Während die Bezeichnungen Psalm und Psalter auf eine musikalische Tradition und den Vortrag von Psalmen verweisen, wird mit den Bezeichnungen tehillīm „Preisungen“ (tehillāh als Lobpreis Gottes; „…und mein Mund wird deinen Lobpreis verkündigen“, Ps 51,17b), und tepillāh „Gebet“ (so in der vorläufigen Schlussnotiz Ps 72,19 „Ende der Gebete Davids“) die Rede zu, mit und auch über Gott in den Blick genommen. Die Psalmen sind, als poetische Texte, das eine wie das andere, Lied, begleitet mit Saitenspiel, Lobpreis und Gebet.

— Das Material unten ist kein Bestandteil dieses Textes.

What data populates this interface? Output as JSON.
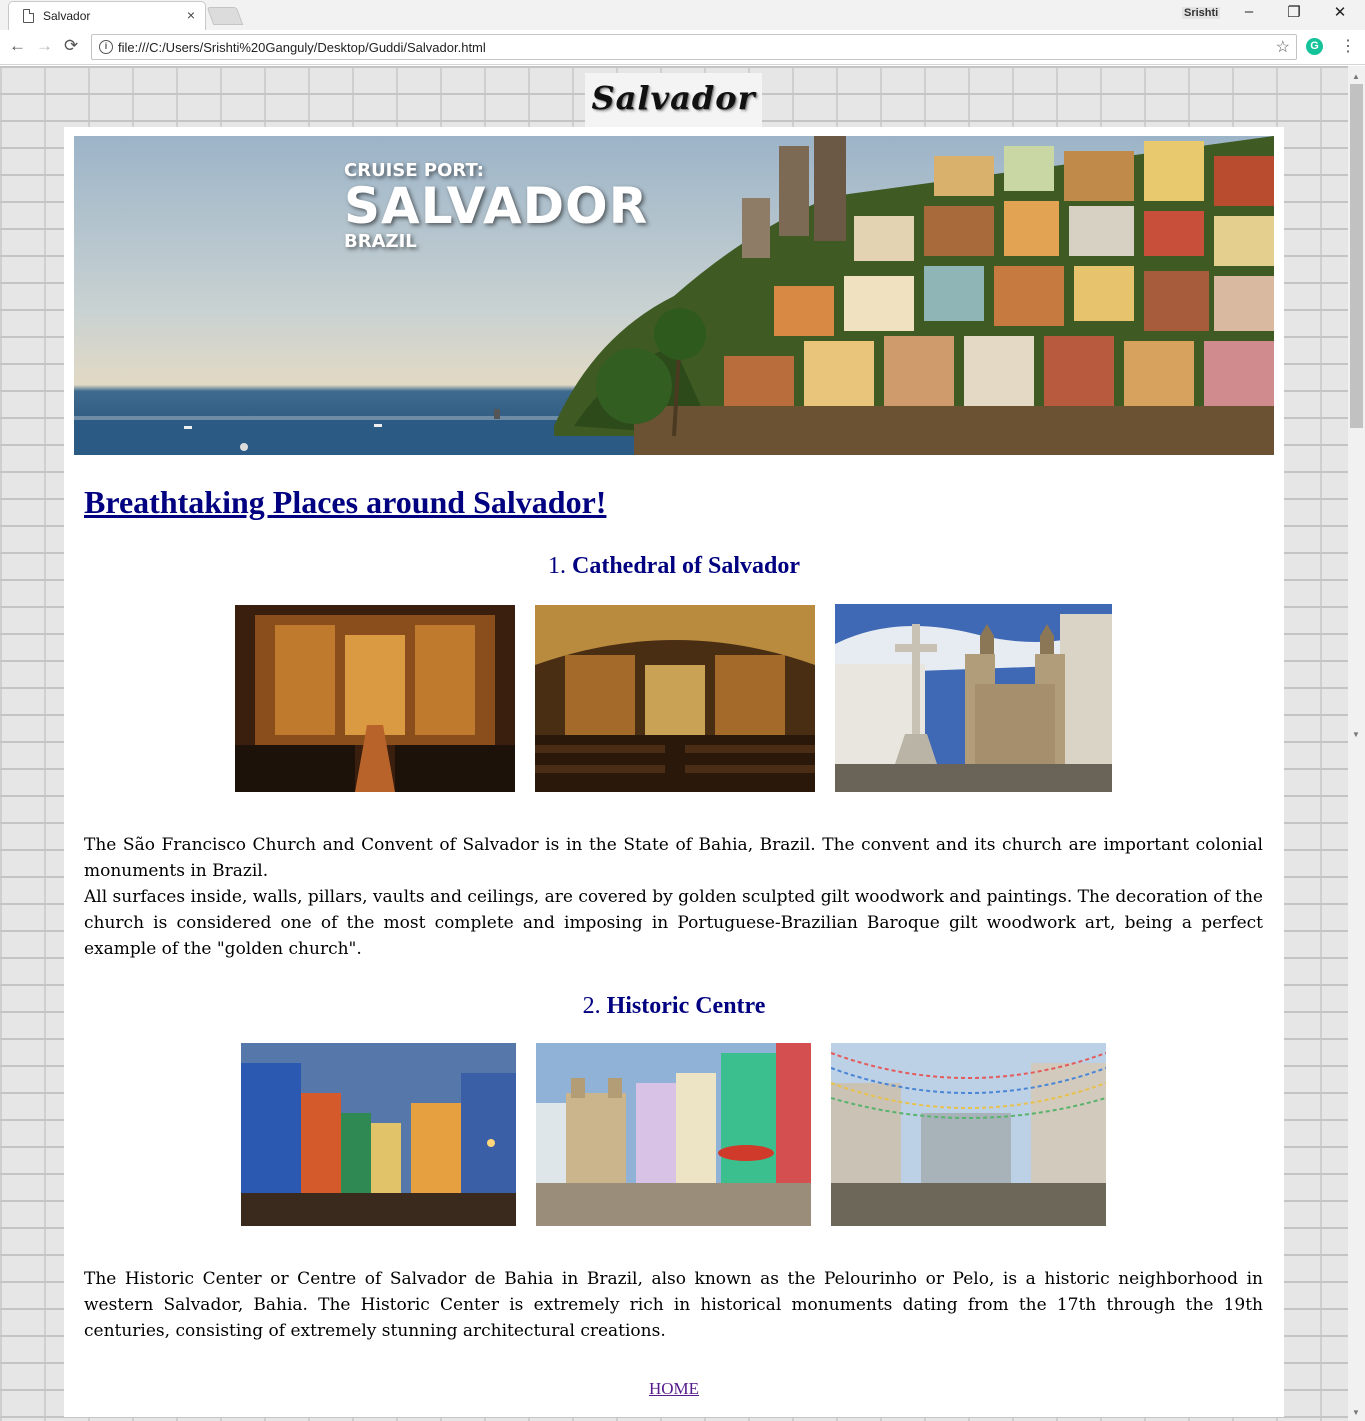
{
  "browser": {
    "tab_title": "Salvador",
    "tab_close": "×",
    "profile_name": "Srishti",
    "url": "file:///C:/Users/Srishti%20Ganguly/Desktop/Guddi/Salvador.html",
    "back": "←",
    "forward": "→",
    "reload": "⟳",
    "minimize": "–",
    "restore": "❐",
    "close": "✕",
    "star": "☆",
    "extension_letter": "G",
    "menu": "⋮",
    "info": "i"
  },
  "page": {
    "logo": "Salvador",
    "banner": {
      "subtitle": "CRUISE PORT:",
      "title": "SALVADOR",
      "country": "BRAZIL"
    },
    "section_title": "Breathtaking Places around Salvador!",
    "places": [
      {
        "number": "1.",
        "name": "Cathedral of Salvador",
        "description": [
          "The São Francisco Church and Convent of Salvador is in the State of Bahia, Brazil. The convent and its church are important colonial monuments in Brazil.",
          "All surfaces inside, walls, pillars, vaults and ceilings, are covered by golden sculpted gilt woodwork and paintings. The decoration of the church is considered one of the most complete and imposing in Portuguese-Brazilian  Baroque gilt woodwork art, being a perfect example of the \"golden church\"."
        ]
      },
      {
        "number": "2.",
        "name": "Historic Centre",
        "description": [
          "The Historic Center or Centre of Salvador de Bahia in Brazil, also known as the Pelourinho or Pelo, is a historic neighborhood in western Salvador, Bahia. The Historic Center is extremely rich in historical monuments dating from the 17th through the 19th centuries, consisting of extremely stunning architectural creations."
        ]
      }
    ],
    "home_link": "HOME"
  }
}
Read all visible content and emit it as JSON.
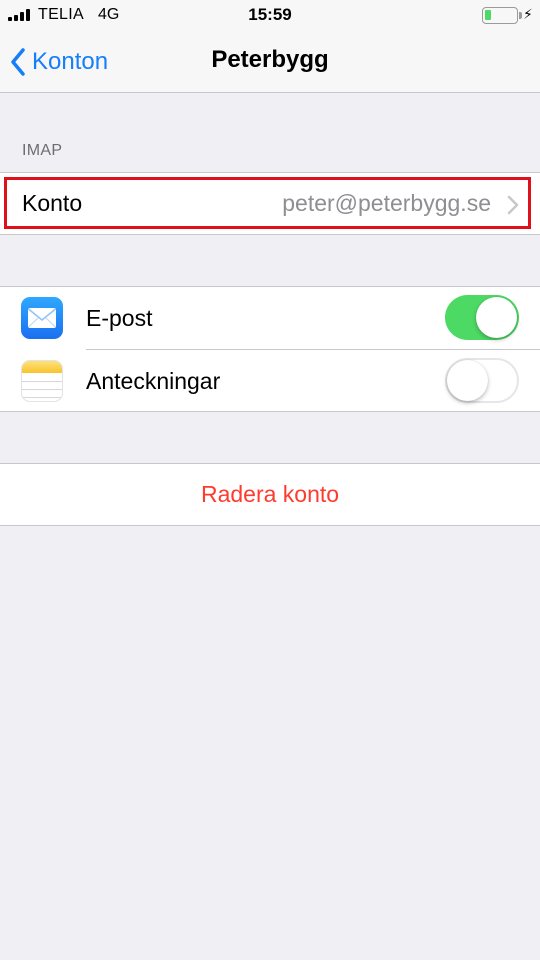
{
  "status_bar": {
    "carrier": "TELIA",
    "network": "4G",
    "time": "15:59",
    "battery_level": 0.2,
    "charging": true
  },
  "nav": {
    "back_label": "Konton",
    "title": "Peterbygg"
  },
  "account_section": {
    "header": "IMAP",
    "row_label": "Konto",
    "row_value": "peter@peterbygg.se"
  },
  "toggles": [
    {
      "label": "E-post",
      "icon": "mail-icon",
      "on": true
    },
    {
      "label": "Anteckningar",
      "icon": "notes-icon",
      "on": false
    }
  ],
  "delete_label": "Radera konto",
  "colors": {
    "accent": "#147efb",
    "destructive": "#ff3b30",
    "switch_on": "#4cd964",
    "highlight": "#e0101b"
  }
}
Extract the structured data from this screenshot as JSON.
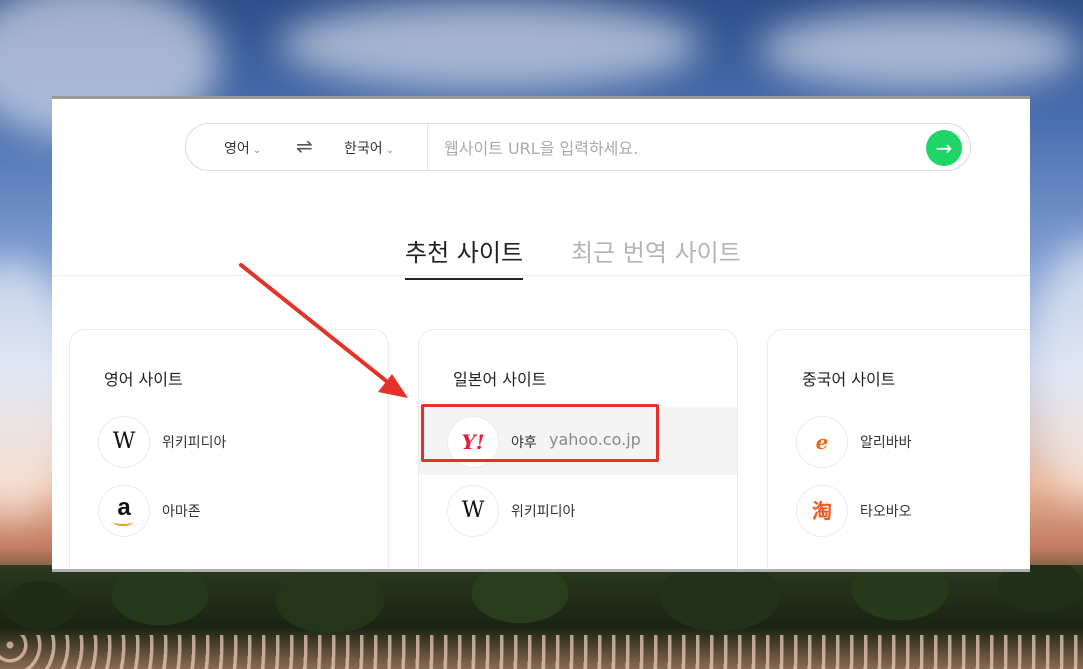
{
  "search": {
    "source_lang": "영어",
    "target_lang": "한국어",
    "url_placeholder": "웹사이트 URL을 입력하세요.",
    "swap_symbol": "⇌",
    "go_symbol": "→",
    "chevron": "⌄"
  },
  "tabs": [
    {
      "label": "추천 사이트",
      "active": true
    },
    {
      "label": "최근 번역 사이트",
      "active": false
    }
  ],
  "cards": [
    {
      "title": "영어 사이트",
      "sites": [
        {
          "name": "위키피디아",
          "logo": "wikipedia-icon",
          "glyph": "W"
        },
        {
          "name": "아마존",
          "logo": "amazon-icon",
          "glyph": "a"
        }
      ]
    },
    {
      "title": "일본어 사이트",
      "sites": [
        {
          "name": "야후",
          "url": "yahoo.co.jp",
          "logo": "yahoo-icon",
          "glyph": "Y!",
          "highlighted": true
        },
        {
          "name": "위키피디아",
          "logo": "wikipedia-icon",
          "glyph": "W"
        }
      ]
    },
    {
      "title": "중국어 사이트",
      "sites": [
        {
          "name": "알리바바",
          "logo": "alibaba-icon",
          "glyph": "e"
        },
        {
          "name": "타오바오",
          "logo": "taobao-icon",
          "glyph": "淘"
        }
      ]
    }
  ],
  "colors": {
    "accent_green": "#1fd468",
    "annotation_red": "#e4322b",
    "yahoo_red": "#e8193c"
  }
}
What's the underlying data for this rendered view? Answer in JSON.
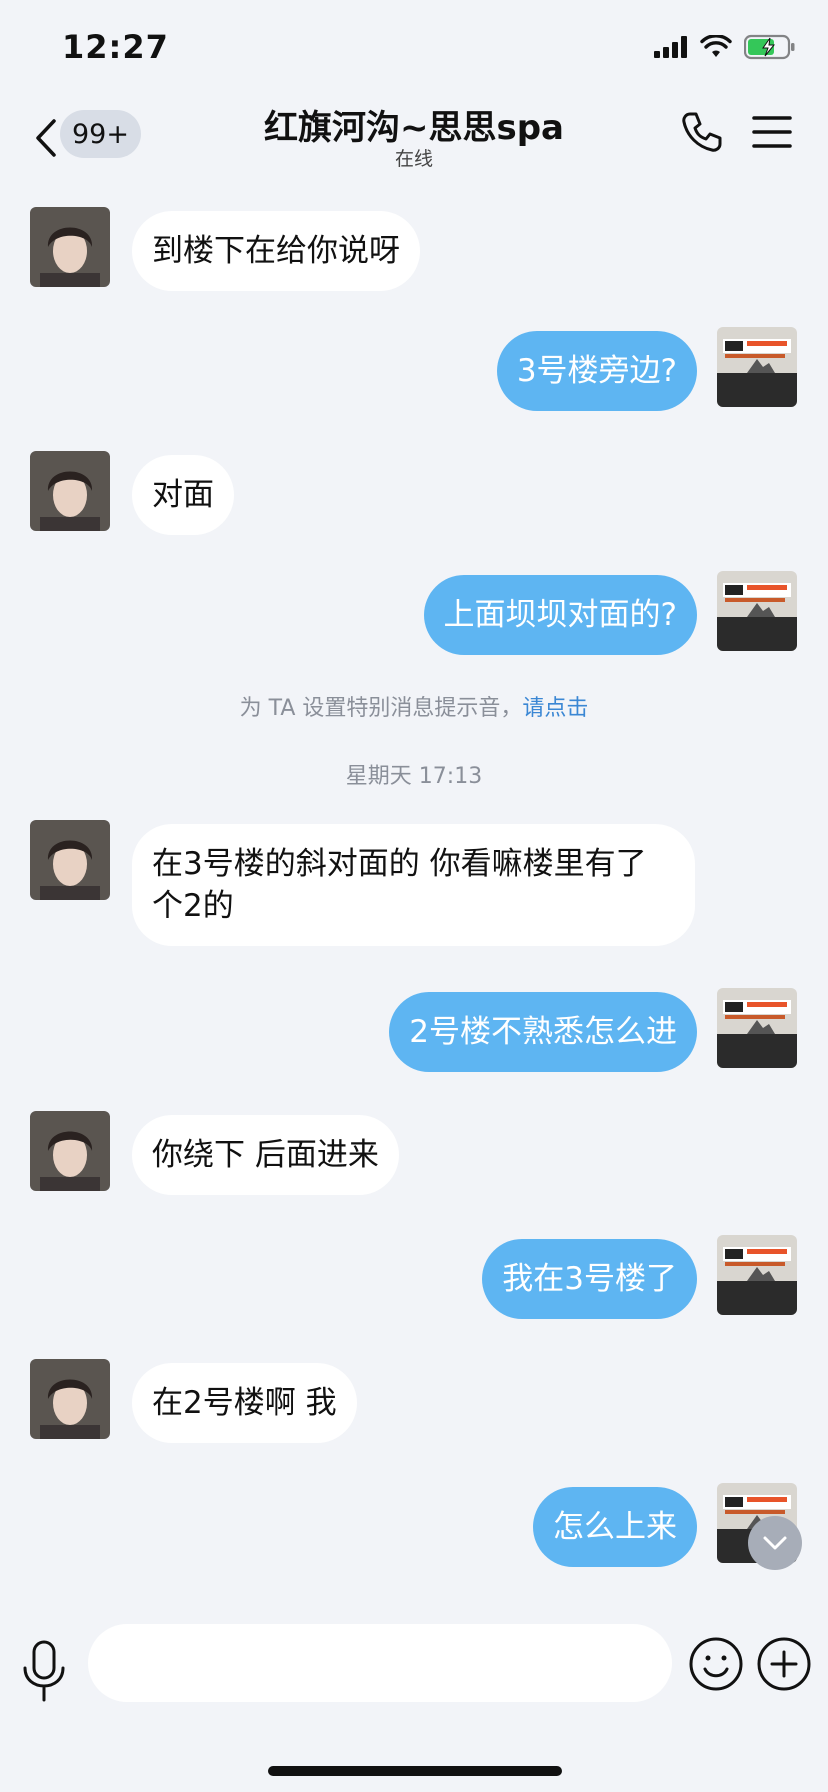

Mit Aufkommen der Gattungsforschung Ende des 19. und Anfang des 20. Jh.s wurden Einzelpsalmen auf bestimmte wiederkehrende Muster bezüglich ihrer Form und ihrer institutionellen Einordnung, d.h. ihres sog. Sitzes im Leben, hin befragt. Die Klagelieder des Einzelnen (s. Ps 13) erweisen sich als größte derart als Gruppe erkennbare Psalmen. Ihnen liegt i.d.R. eine recht klare Struktur zugrunde (Anrufung, Klage, Bitte, Vertrauensbekenntnis/Lobgelübde). Der immer wieder als auffällig wahrgenommene Stimmungsumschwung von der Klage zum Lob/Dank wurde mit diversen Theorien zu erklären versucht. Letztlich bleibt jedoch vor allem festzuhalten, dass „hinter der Wende von der Klage zum Lob ein Prozess, genauer: ein Gebetsprozess steht, der von Anfang an, d.h. mit Beginn des Betens, in Gang kommt und den ganzen Text durchzieht“ (Janowski, Konfliktgespräche, 77). Formal weniger deutlich strukturiert, inhaltlich jedoch gut zuzuordnen, sind die Klagelieder des Volkes (z.B. Ps 79).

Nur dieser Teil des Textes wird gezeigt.